Something will happen tonight that you’ll remember for many years to come.    

I seriously can’t remember the second game that was played during any of the past four seasons.  But  Ihave vivid memories of each of the Opening Day contests that were played during this span.  In 2005, the Marlins ruined John Smoltz’s return to the rotation and in 2006, Tim Hudson teamed with Derek Lowe to allow the Braves and Dodgers to stage an 11-10 offensive slugfest that was decided by Ryan Langerhans’ eighth-inning solo homer.  

In 2007, Edgar Renteria hit a late-inning opposite-field homer that propelled the Braves to victory over the Phillies and then last year, Zimmerman gave Nationals fans reason to celebrate by christening the stadium with its first walk-off homer.

The Braves opened the 2007 season with a three-game sweep in Philadelphia and then, six months later, watched the Phillies celebrate the first of two consecutive division titles.
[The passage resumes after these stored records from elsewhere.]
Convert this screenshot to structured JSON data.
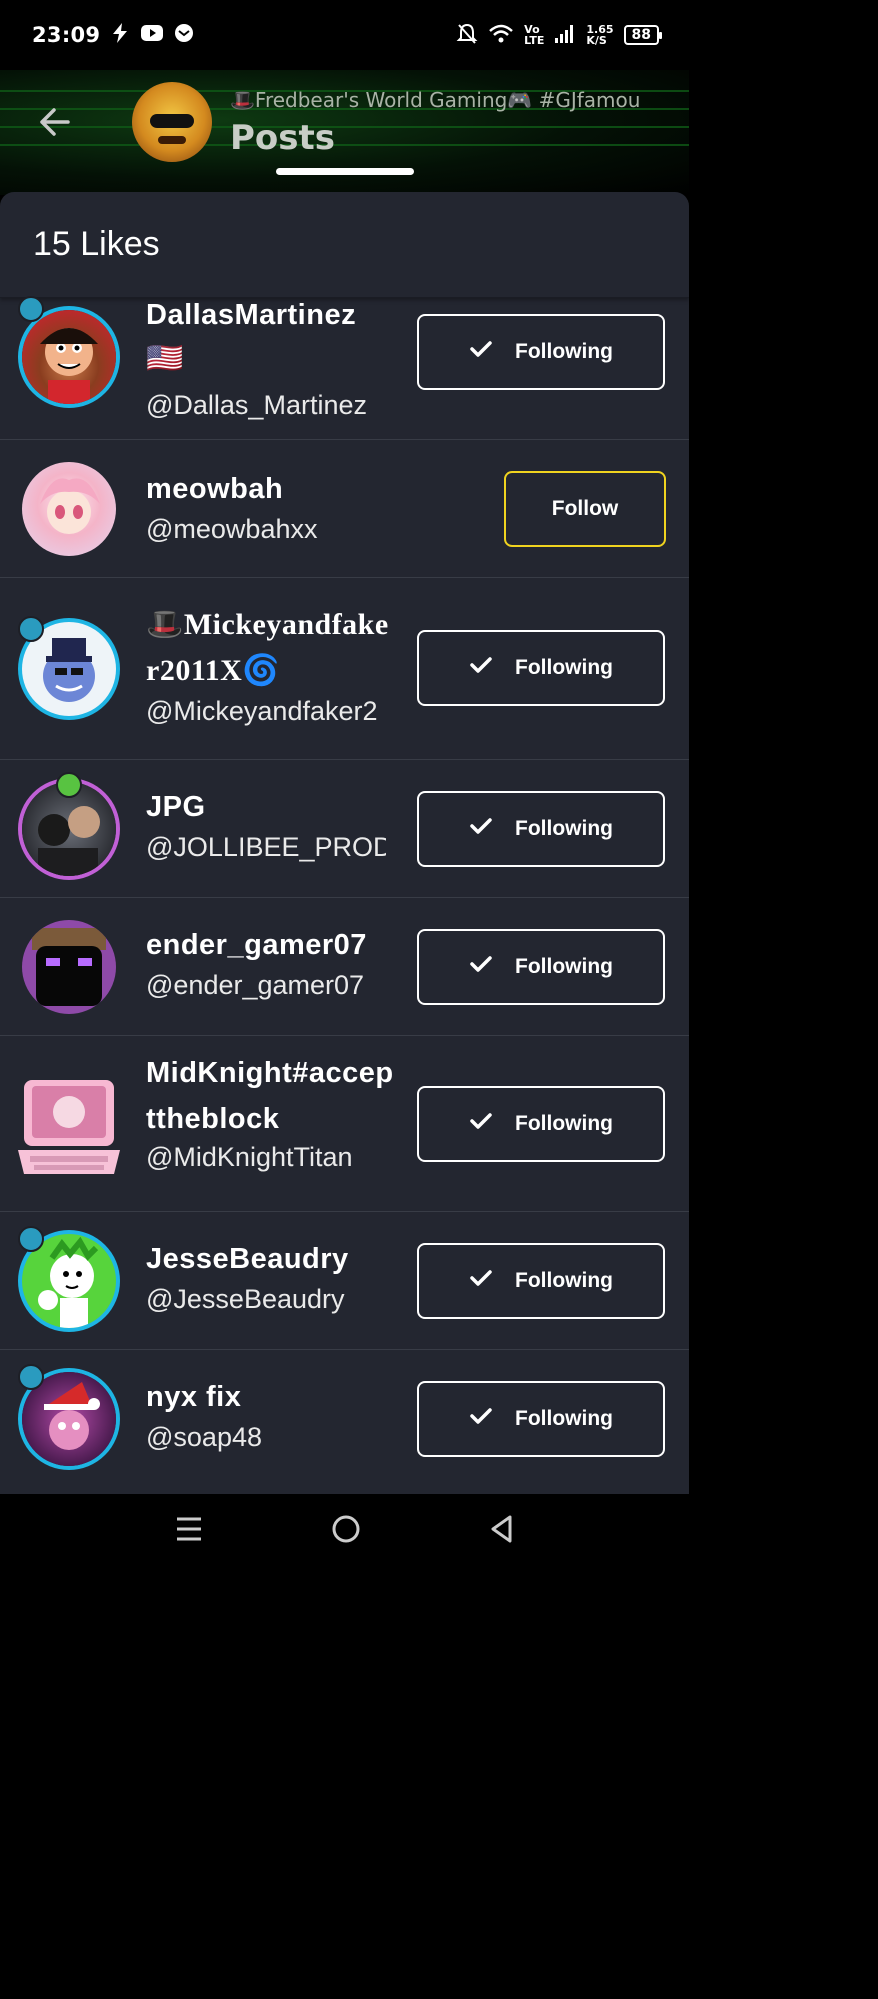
{
  "status_bar": {
    "time": "23:09",
    "net_speed_top": "1.65",
    "net_speed_bottom": "K/S",
    "volte_top": "Vo",
    "volte_bottom": "LTE",
    "battery": "88"
  },
  "header": {
    "community_title": "🎩Fredbear's World Gaming🎮 #GJfamou",
    "section": "Posts"
  },
  "likes_sheet": {
    "title": "15 Likes",
    "users": [
      {
        "name": "DallasMartinez",
        "flag": "🇺🇸",
        "handle": "@Dallas_Martinez",
        "button": "Following"
      },
      {
        "name": "meowbah",
        "handle": "@meowbahxx",
        "button": "Follow"
      },
      {
        "name": "🎩Mickeyandfaker2011X🌀",
        "handle": "@Mickeyandfaker2",
        "button": "Following"
      },
      {
        "name": "JPG",
        "handle": "@JOLLIBEE_PROD",
        "button": "Following"
      },
      {
        "name": "ender_gamer07",
        "handle": "@ender_gamer07",
        "button": "Following"
      },
      {
        "name": "MidKnight#accepttheblock",
        "handle": "@MidKnightTitan",
        "button": "Following"
      },
      {
        "name": "JesseBeaudry",
        "handle": "@JesseBeaudry",
        "button": "Following"
      },
      {
        "name": "nyx fix",
        "handle": "@soap48",
        "button": "Following"
      }
    ]
  },
  "colors": {
    "sheet_bg": "#232630",
    "follow_accent": "#f0d31f",
    "ring_blue": "#1eb5e4",
    "ring_purple": "#c160d6"
  }
}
Obviously nothing will be detemined tonight, this week or even this month.  But you can be assured that something memorable will happen tonight. 

Speaking of memorable, I’m looking forward to July 17, when the Braves retire Greg Maddux’s number.  It was an absolute pleasure to watch him on the mound and a true honor to get to know him.  Analytical, hilarious, crude, competitive and humble are all appropriate descriptions.

To provide an example that his analytical skills functioned away from the mound, I’ll tell you about a day in 2003, when we were in Puerto Rico.  Chipper Jones told me that Mark DeRosa had visited a store and bought a can of dip that he was sure must have been transported on The Mayflower. 

After relaying DeRosa’s humorous line, Maddux simply looked at me and said, “It wouldn’t have been the Mayflower.  I think the Pinta or Santa Maria were the boats that would have landed down here.”

It doesn’t matter whether the Pinta or Santa Maria actually arrived in Puerto Rico.  The point is that Maddux was always thinking and while taking joy in his argumentitive skills, he always made you feel like he was that much smarter than you.  But he always did so in a very humble manner.

Maddux had a great impact on a number of pitchers, including Derek Lowe, who will make his Braves debut tonight against Brett Myers and the Phillies. 

This marks the fourth straight year the Braves have opened on the road and their only two Opening Day wins during this span came in games that were started by Lowe (2006 Dodgers) and Myers (2007 Phillies).

Will Jordan Schafer be the one who provides the lasting memory while making his Major League debut tonight?  Or will it be Francoeur, who would love to take the opportunity to show a national television audience why this year will be so much different than last year.